Bir hangemedir alıp başını gidiyor. Beddualar, paralel devlet, çete derken herkes durduğu ya da durmadığı yere göre olaylar hakkında yorumlar yapıyor. Özellikle basın yayın organlarında boy gösterenler meselenin şu anı ile ilgililer ve konuşmacıların çoğu olan ya da olmayan şeylerin adını net olarak koymaktan uzaktalar.
Meselenin adını koymak ve gündemi oluşturan her bir haberin bilginin, demecin, eylemin, eylemsizliğin geçmişini irdelemekten, geçmişi irdelerken gelecekte meydana gelebilecekleri izah etmekten beri durumdalar.
Meselenin tam olarak adını koyabilmenin kolay bir şey olduğunu sanmayın.
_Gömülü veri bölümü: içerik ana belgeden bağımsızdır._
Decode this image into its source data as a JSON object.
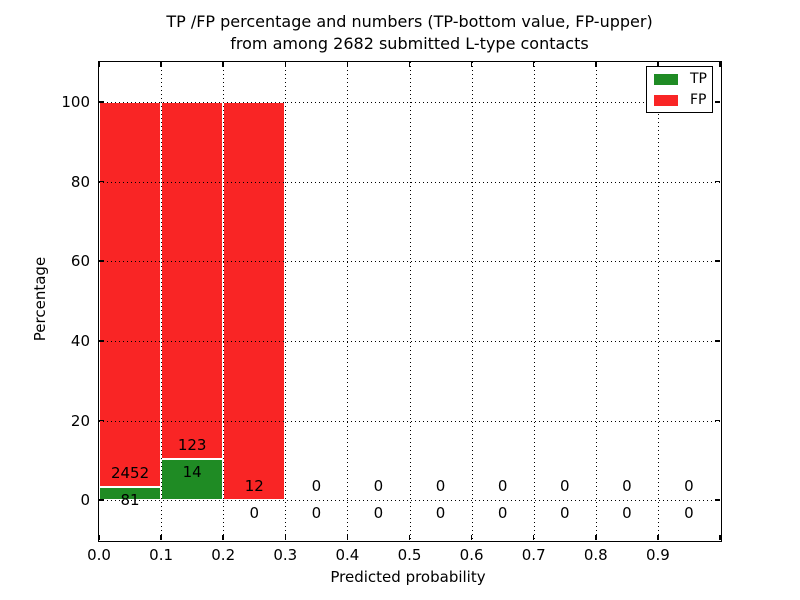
{
  "chart_data": {
    "type": "bar",
    "stacked": true,
    "percentage_normalized": true,
    "title_line1": "TP /FP percentage and numbers (TP-bottom value, FP-upper)",
    "title_line2": "from among 2682 submitted L-type contacts",
    "xlabel": "Predicted probability",
    "ylabel": "Percentage",
    "xlim": [
      0.0,
      1.0
    ],
    "ylim": [
      -10,
      110
    ],
    "xtick_labels": [
      "0.0",
      "0.1",
      "0.2",
      "0.3",
      "0.4",
      "0.5",
      "0.6",
      "0.7",
      "0.8",
      "0.9"
    ],
    "ytick_values": [
      0,
      20,
      40,
      60,
      80,
      100
    ],
    "grid_style": "dotted",
    "total_contacts": 2682,
    "legend": {
      "position": "upper right",
      "entries": [
        {
          "name": "TP",
          "color": "#1f8b24"
        },
        {
          "name": "FP",
          "color": "#f92525"
        }
      ]
    },
    "bins": [
      {
        "x_start": 0.0,
        "x_end": 0.1,
        "tp_count": 81,
        "fp_count": 2452,
        "tp_pct": 3.2,
        "fp_pct": 96.8
      },
      {
        "x_start": 0.1,
        "x_end": 0.2,
        "tp_count": 14,
        "fp_count": 123,
        "tp_pct": 10.2,
        "fp_pct": 89.8
      },
      {
        "x_start": 0.2,
        "x_end": 0.3,
        "tp_count": 0,
        "fp_count": 12,
        "tp_pct": 0.0,
        "fp_pct": 100.0
      },
      {
        "x_start": 0.3,
        "x_end": 0.4,
        "tp_count": 0,
        "fp_count": 0,
        "tp_pct": 0.0,
        "fp_pct": 0.0
      },
      {
        "x_start": 0.4,
        "x_end": 0.5,
        "tp_count": 0,
        "fp_count": 0,
        "tp_pct": 0.0,
        "fp_pct": 0.0
      },
      {
        "x_start": 0.5,
        "x_end": 0.6,
        "tp_count": 0,
        "fp_count": 0,
        "tp_pct": 0.0,
        "fp_pct": 0.0
      },
      {
        "x_start": 0.6,
        "x_end": 0.7,
        "tp_count": 0,
        "fp_count": 0,
        "tp_pct": 0.0,
        "fp_pct": 0.0
      },
      {
        "x_start": 0.7,
        "x_end": 0.8,
        "tp_count": 0,
        "fp_count": 0,
        "tp_pct": 0.0,
        "fp_pct": 0.0
      },
      {
        "x_start": 0.8,
        "x_end": 0.9,
        "tp_count": 0,
        "fp_count": 0,
        "tp_pct": 0.0,
        "fp_pct": 0.0
      },
      {
        "x_start": 0.9,
        "x_end": 1.0,
        "tp_count": 0,
        "fp_count": 0,
        "tp_pct": 0.0,
        "fp_pct": 0.0
      }
    ]
  },
  "colors": {
    "tp_green": "#1f8b24",
    "fp_red": "#f92525",
    "grid": "#000000",
    "background": "#ffffff"
  }
}
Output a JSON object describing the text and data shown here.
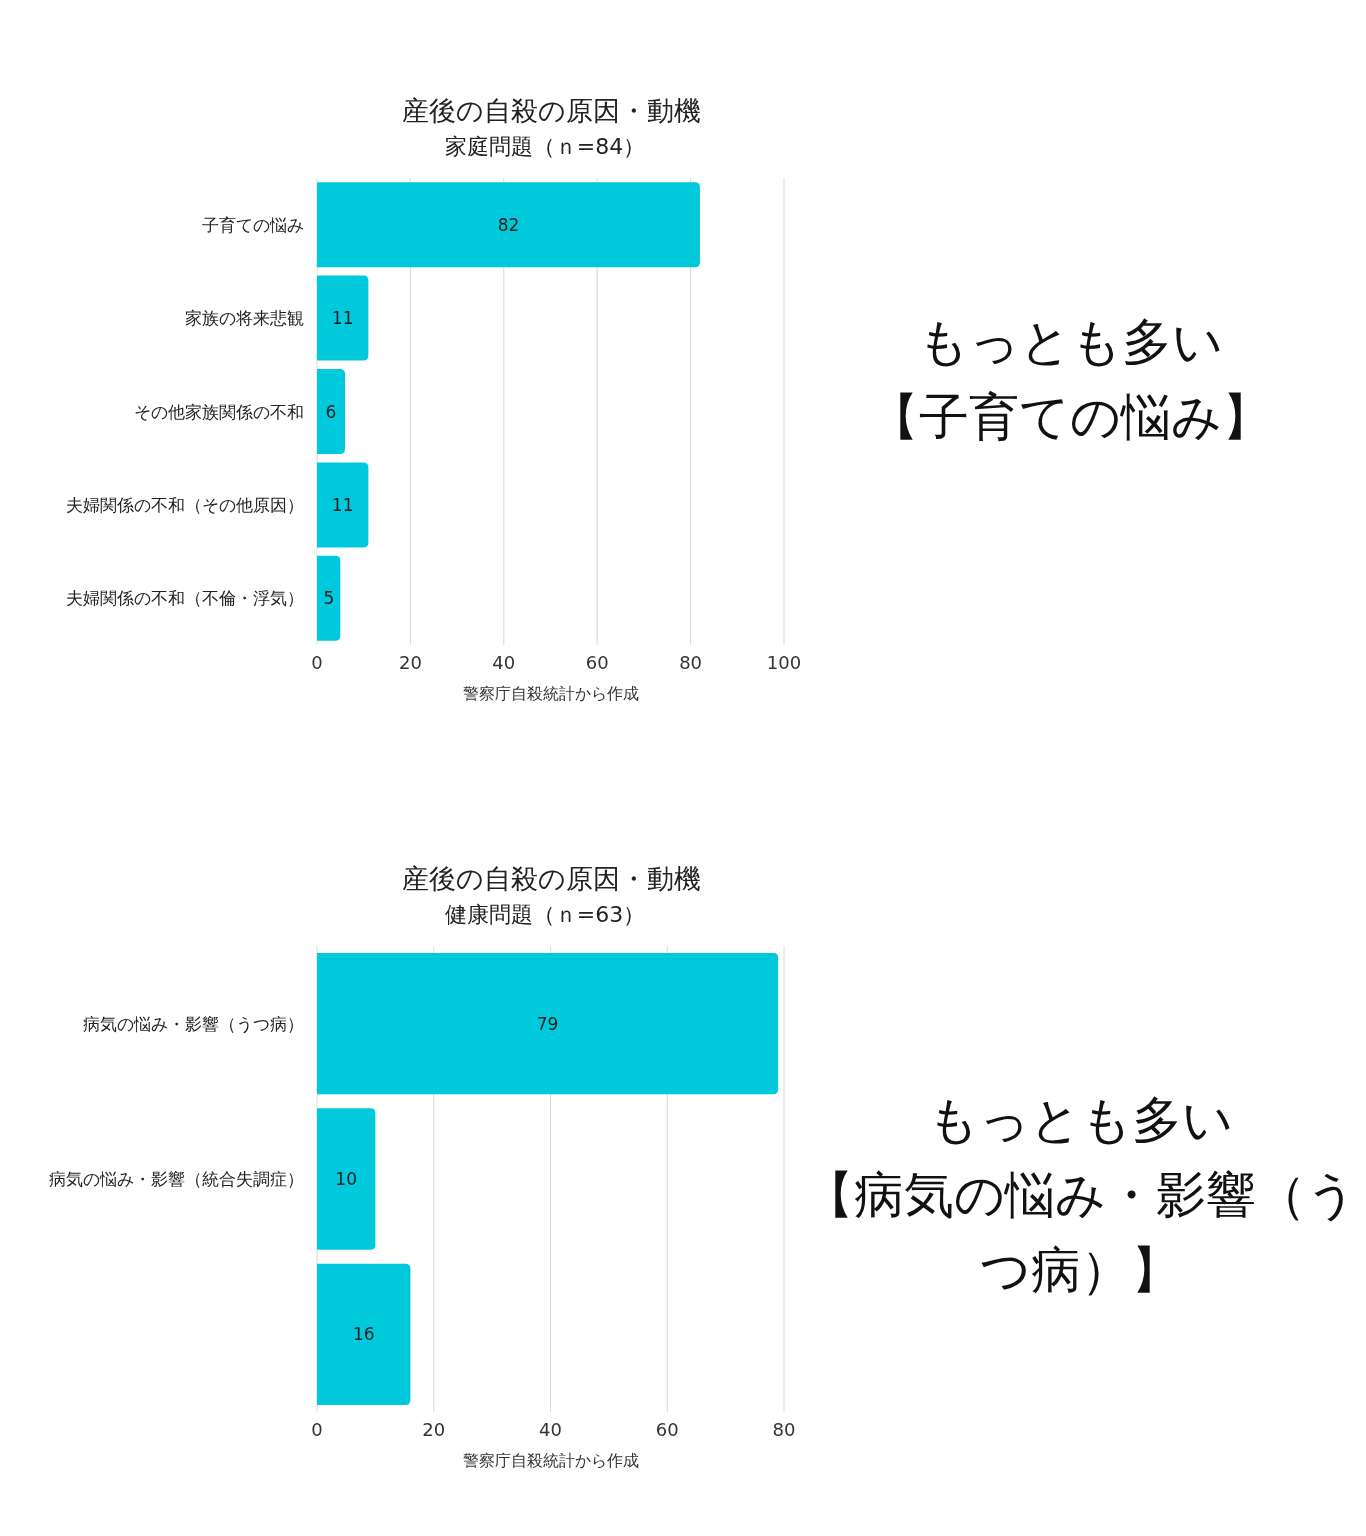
{
  "chart_data": [
    {
      "type": "bar",
      "orientation": "horizontal",
      "title": "産後の自殺の原因・動機",
      "subtitle": "家庭問題（ｎ=84）",
      "xlabel": "警察庁自殺統計から作成",
      "categories": [
        "子育ての悩み",
        "家族の将来悲観",
        "その他家族関係の不和",
        "夫婦関係の不和（その他原因）",
        "夫婦関係の不和（不倫・浮気）"
      ],
      "values": [
        82,
        11,
        6,
        11,
        5
      ],
      "color": "#00c9db",
      "xlim": [
        0,
        100
      ],
      "xticks": [
        0,
        20,
        40,
        60,
        80,
        100
      ],
      "grid": "x",
      "data_labels": true,
      "annotations": [
        "もっとも多い",
        "【子育ての悩み】"
      ]
    },
    {
      "type": "bar",
      "orientation": "horizontal",
      "title": "産後の自殺の原因・動機",
      "subtitle": "健康問題（ｎ=63）",
      "xlabel": "警察庁自殺統計から作成",
      "categories": [
        "病気の悩み・影響（うつ病）",
        "病気の悩み・影響（統合失調症）",
        null
      ],
      "values": [
        79,
        10,
        16
      ],
      "color": "#00c9db",
      "xlim": [
        0,
        80
      ],
      "xticks": [
        0,
        20,
        40,
        60,
        80
      ],
      "grid": "x",
      "data_labels": true,
      "annotations": [
        "もっとも多い",
        "【病気の悩み・影響（うつ病）】"
      ]
    }
  ]
}
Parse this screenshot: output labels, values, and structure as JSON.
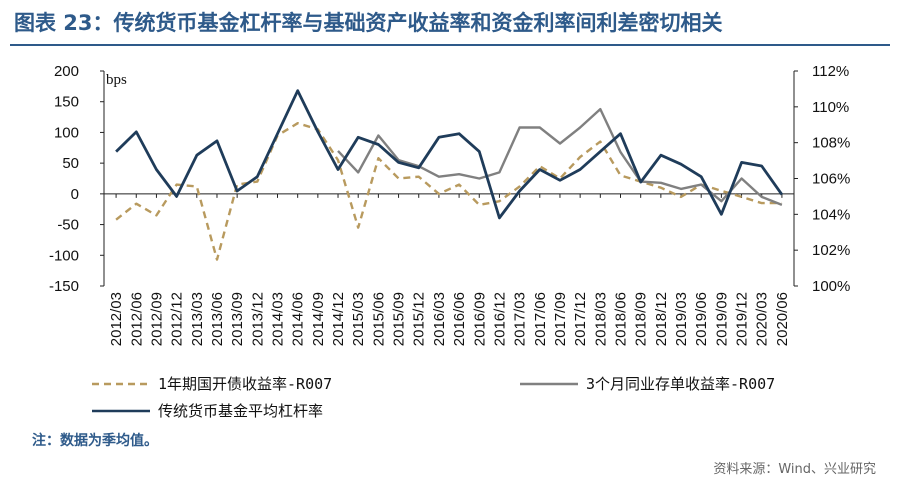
{
  "header": {
    "title": "图表 23：传统货币基金杠杆率与基础资产收益率和资金利率间利差密切相关"
  },
  "footer": {
    "note": "注：数据为季均值。",
    "source": "资料来源：Wind、兴业研究"
  },
  "chart_data": {
    "type": "line",
    "y_left_unit": "bps",
    "y_left_range": [
      -150,
      200
    ],
    "y_left_ticks": [
      "200",
      "150",
      "100",
      "50",
      "0",
      "-50",
      "-100",
      "-150"
    ],
    "y_right_range": [
      100,
      112
    ],
    "y_right_ticks": [
      "112%",
      "110%",
      "108%",
      "106%",
      "104%",
      "102%",
      "100%"
    ],
    "categories": [
      "2012/03",
      "2012/06",
      "2012/09",
      "2012/12",
      "2013/03",
      "2013/06",
      "2013/09",
      "2013/12",
      "2014/03",
      "2014/06",
      "2014/09",
      "2014/12",
      "2015/03",
      "2015/06",
      "2015/09",
      "2015/12",
      "2016/03",
      "2016/06",
      "2016/09",
      "2016/12",
      "2017/03",
      "2017/06",
      "2017/09",
      "2017/12",
      "2018/03",
      "2018/06",
      "2018/09",
      "2018/12",
      "2019/03",
      "2019/06",
      "2019/09",
      "2019/12",
      "2020/03",
      "2020/06"
    ],
    "series": [
      {
        "name": "1年期国开债收益率-R007",
        "axis": "left",
        "color": "#b89a5e",
        "style": "dashed",
        "values": [
          -42,
          -16,
          -35,
          15,
          12,
          -107,
          15,
          20,
          95,
          115,
          105,
          55,
          -55,
          58,
          25,
          28,
          0,
          15,
          -18,
          -12,
          12,
          45,
          25,
          60,
          85,
          30,
          20,
          10,
          -5,
          15,
          5,
          -5,
          -15,
          -15
        ]
      },
      {
        "name": "3个月同业存单收益率-R007",
        "axis": "left",
        "color": "#808080",
        "style": "solid",
        "values": [
          null,
          null,
          null,
          null,
          null,
          null,
          null,
          null,
          null,
          null,
          null,
          70,
          35,
          95,
          55,
          45,
          28,
          32,
          25,
          35,
          108,
          108,
          82,
          108,
          138,
          68,
          20,
          18,
          8,
          15,
          -12,
          25,
          -5,
          -18
        ]
      },
      {
        "name": "传统货币基金平均杠杆率",
        "axis": "right",
        "color": "#1f3c5a",
        "style": "solid",
        "values": [
          107.5,
          108.6,
          106.5,
          105.0,
          107.3,
          108.1,
          105.3,
          106.1,
          108.5,
          110.9,
          108.6,
          106.5,
          108.3,
          107.9,
          106.9,
          106.6,
          108.3,
          108.5,
          107.5,
          103.8,
          105.3,
          106.5,
          105.9,
          106.5,
          107.5,
          108.5,
          105.8,
          107.3,
          106.8,
          106.1,
          104.0,
          106.9,
          106.7,
          105.1
        ]
      }
    ],
    "legend_position": "bottom",
    "grid": false
  }
}
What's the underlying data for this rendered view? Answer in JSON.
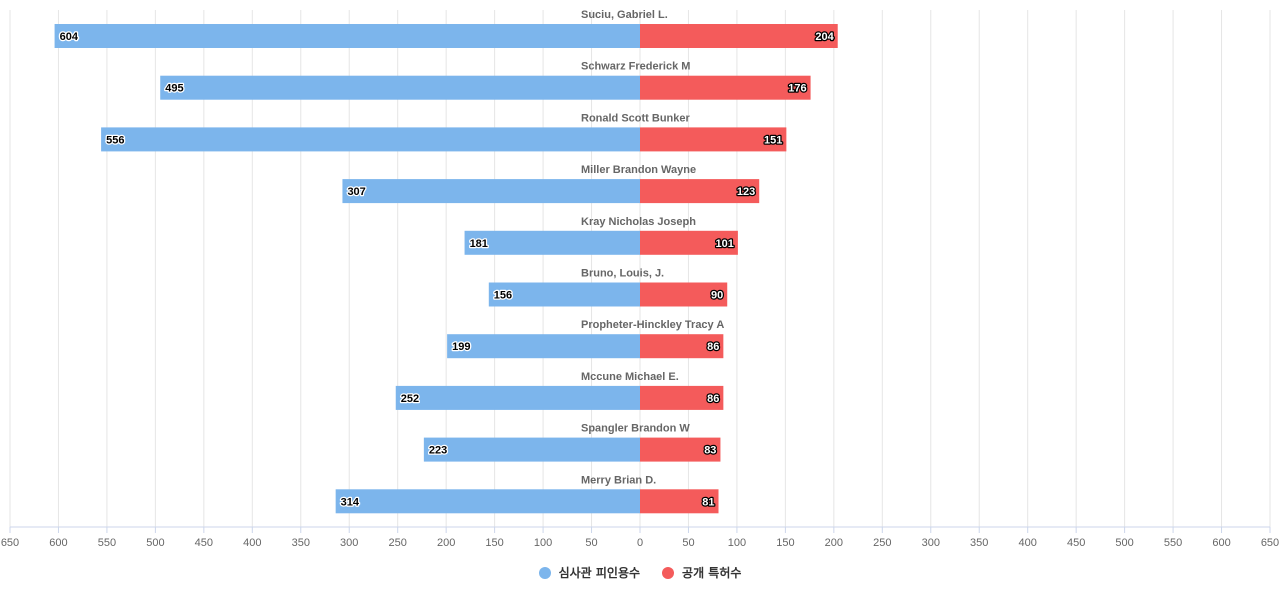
{
  "chart_data": {
    "type": "bar",
    "orientation": "horizontal-diverging",
    "categories": [
      "Suciu, Gabriel L.",
      "Schwarz Frederick M",
      "Ronald Scott Bunker",
      "Miller Brandon Wayne",
      "Kray Nicholas Joseph",
      "Bruno, Louis, J.",
      "Propheter-Hinckley Tracy A",
      "Mccune Michael E.",
      "Spangler Brandon W",
      "Merry Brian D."
    ],
    "series": [
      {
        "name": "심사관 피인용수",
        "color": "#7cb5ec",
        "side": "left",
        "values": [
          604,
          495,
          556,
          307,
          181,
          156,
          199,
          252,
          223,
          314
        ]
      },
      {
        "name": "공개 특허수",
        "color": "#f45b5b",
        "side": "right",
        "values": [
          204,
          176,
          151,
          123,
          101,
          90,
          86,
          86,
          83,
          81
        ]
      }
    ],
    "xlim": [
      -650,
      650
    ],
    "xticks": [
      650,
      600,
      550,
      500,
      450,
      400,
      350,
      300,
      250,
      200,
      150,
      100,
      50,
      0,
      50,
      100,
      150,
      200,
      250,
      300,
      350,
      400,
      450,
      500,
      550,
      600,
      650
    ],
    "grid": true,
    "legend_position": "bottom-center"
  }
}
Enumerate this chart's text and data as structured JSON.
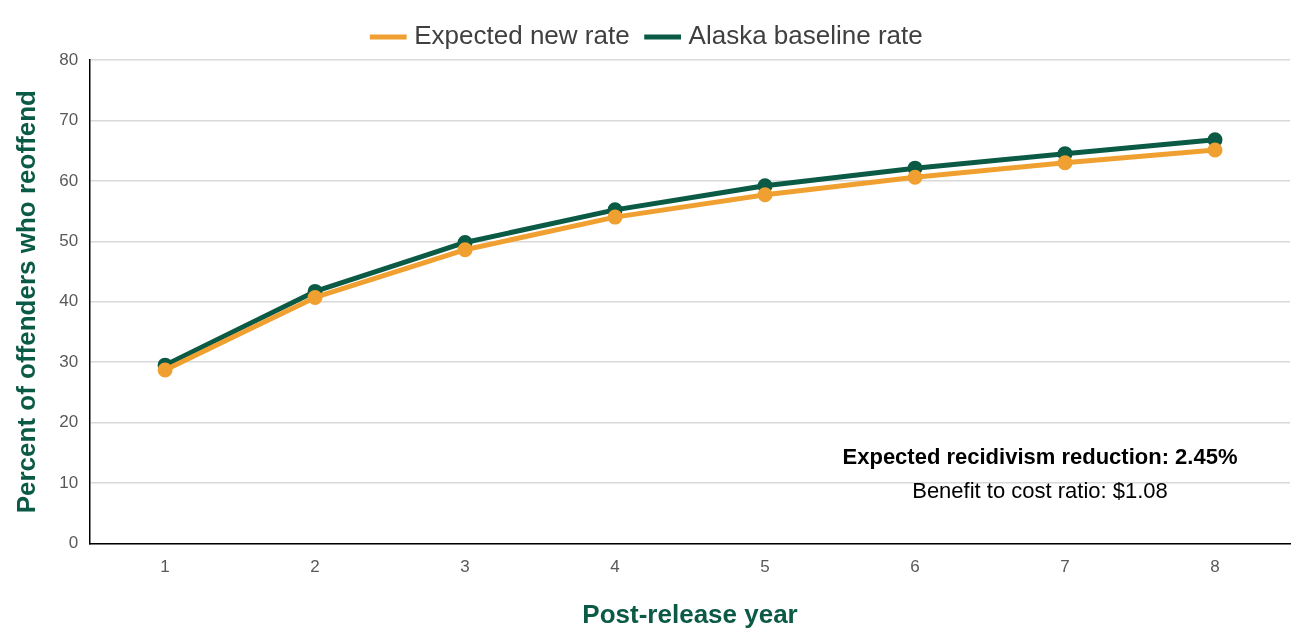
{
  "chart_data": {
    "type": "line",
    "xlabel": "Post-release year",
    "ylabel": "Percent of offenders who reoffend",
    "categories": [
      "1",
      "2",
      "3",
      "4",
      "5",
      "6",
      "7",
      "8"
    ],
    "series": [
      {
        "name": "Alaska baseline rate",
        "color": "#0b5a45",
        "values": [
          29.5,
          41.7,
          49.8,
          55.2,
          59.2,
          62.1,
          64.5,
          66.8
        ]
      },
      {
        "name": "Expected new rate",
        "color": "#f0a030",
        "values": [
          28.7,
          40.7,
          48.6,
          54.0,
          57.7,
          60.6,
          63.0,
          65.1
        ]
      }
    ],
    "ylim": [
      0,
      80
    ],
    "yticks": [
      0,
      10,
      20,
      30,
      40,
      50,
      60,
      70,
      80
    ],
    "grid": "y",
    "legend": "top",
    "marker": "circle",
    "line_style": "solid",
    "annotations": [
      "Expected recidivism reduction: 2.45%",
      "Benefit to cost ratio: $1.08"
    ]
  }
}
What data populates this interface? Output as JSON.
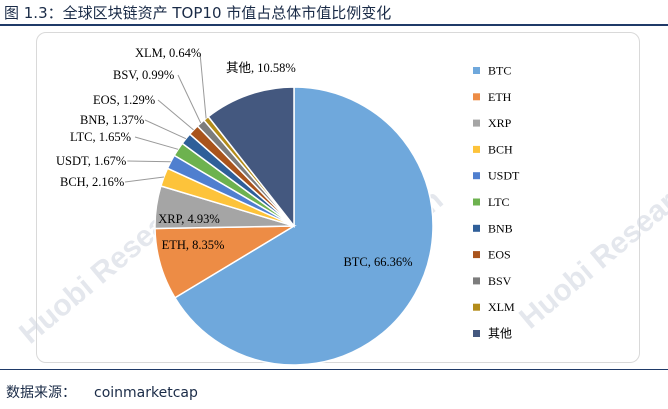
{
  "figure": {
    "title": "图 1.3：全球区块链资产 TOP10 市值占总体市值比例变化",
    "source_label": "数据来源：",
    "source_value": "coinmarketcap"
  },
  "watermark": {
    "text": "Huobi Research"
  },
  "chart_data": {
    "type": "pie",
    "title": "",
    "start_angle_deg": 0,
    "direction": "clockwise",
    "legend_position": "right",
    "slices": [
      {
        "name": "BTC",
        "value": 66.36,
        "label": "BTC, 66.36%",
        "color": "#6fa8dc"
      },
      {
        "name": "ETH",
        "value": 8.35,
        "label": "ETH, 8.35%",
        "color": "#ed8c45"
      },
      {
        "name": "XRP",
        "value": 4.93,
        "label": "XRP, 4.93%",
        "color": "#a5a5a5"
      },
      {
        "name": "BCH",
        "value": 2.16,
        "label": "BCH, 2.16%",
        "color": "#fdc33a"
      },
      {
        "name": "USDT",
        "value": 1.67,
        "label": "USDT, 1.67%",
        "color": "#4f7fcf"
      },
      {
        "name": "LTC",
        "value": 1.65,
        "label": "LTC, 1.65%",
        "color": "#6db24f"
      },
      {
        "name": "BNB",
        "value": 1.37,
        "label": "BNB, 1.37%",
        "color": "#2f5f99"
      },
      {
        "name": "EOS",
        "value": 1.29,
        "label": "EOS, 1.29%",
        "color": "#a9541c"
      },
      {
        "name": "BSV",
        "value": 0.99,
        "label": "BSV, 0.99%",
        "color": "#7c7c7c"
      },
      {
        "name": "XLM",
        "value": 0.64,
        "label": "XLM, 0.64%",
        "color": "#b38c1a"
      },
      {
        "name": "其他",
        "value": 10.58,
        "label": "其他, 10.58%",
        "color": "#44587f"
      }
    ]
  }
}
Bu başlı başına engin bir öngörü, aynı zamanda çok netlik isteyen bir derinlik aynı zamanda sağlam bir muhakeme gücünü ve bütün bunlara bağlı olarak Ülkemiz, özellikle Türk Milleti menfaatine siyaset üretebilmeyi gerekli kılar.
Bu saydığım özelliklerin kahır ekseriyette; gazetecilerde, siyasilerde, parti genel başkanlarında, belediye başkan adaylarında olmasını beklemek biraz beyhude bekleyiştir. Âmâ en azından topluma yön verme durumunda olan insanların tamamında olması elzem olan bir husustur. Eğer toplumun ön planında olan insanlarda bu hasletlerin olmaması işte gelecek için tehlikeli olan budur. Çünkü takip edilen örnek alınan insanların yaptıkları hatalar topluma bumerang etkisi yapmaktadır.
Demem o ki: Şu anda Devlet arenasında olan şey nedir? Olan olayların evveliyatı ne zamana kadar geriye gider? Planlayıcıları kimlerdir? Elde edilmek istenen gaye nedir? Olayları tam bir doğru analiz ile okuyabilmek için hangi bakış açısına sahip olmak gerekir? En önemlisi yapılması gerekenler nelerdir?
Birinci sorudan başlarsak Olayın devlet cenahında olan Başbakan Tayyip Erdoğan'ın itirafı ile: Devlet aygıtının yönetimini iyi bir şekilde okuyamadığını gösteriyor. Bunun da en büyük nedeni başbakanın yenilmez egosudur. Başbakanın egosu onu olaylara kuş bakışı olarak bakabilmesini engellemiştir. Sokratesin "Bir şey biliyorum o da hiçbir şey bilmediğimdir." kaidesini başbakanın kendisi unuttuğu gibi ona hatırlatan da olmamış, danışmanlarının hiçbiri de başbakana İstanbul Belediyesini değil de Türkiye Cumhuriyeti Devletini yönettiğini anımsatmadılar. Bir söz yola sokar bir söz yoldan çıkarır derler.
Devlet arenasında olan şeyin paralel yapıya başbakanın tabiri ile çeteye bakan yönü ise tam bir muamma. Cemaat denilen yapının dünya görüşü, ise varlığını devlete tersten bakışına borçlu. Onlara göre devlet yavaş yavaş, sessizce ve de kapıdan değil de tünel kazılarak içine girilmesi gereken bir bina. Türkiye Cumhuriyeti Devletinin kurucusu ve felsefesi ile bir türlü barışmadılar. Sahip oldukları Protestan İslamiyet anlayışı onları makyavelist tarzda yaşamaya itti. Fetullah Gülen'in gerekirse bir milyon kazanmak için milyarlar harcayacaksın anlayışı her şeyde hâkim. Atatürk'e Süfyani(kıyamete yakın deccalin yardımcılığını üstlenen kişi) olarak bakış, eve tünel kazarak girebilmek için yabancı ülkelerin gizli servisleri ile dirsek temasında olmanın fikri meşruiyetini sağlamaktadır.
Bir o kadar televizyon kanallarında böyle bir yorum görmüş olmazsınız. Çünkü onlarda bu hangeme üzerinden Ülkemize biçilen toplum mühendisliğinin enstrümanları olmaktadırlar. Yolsuzluk dosyasında ayakkabı kutuları, savcının şüphelilere tavrı, replay yapılarak devamlı surette gözümüzün içine sokularak toplum formatlanmaktadır.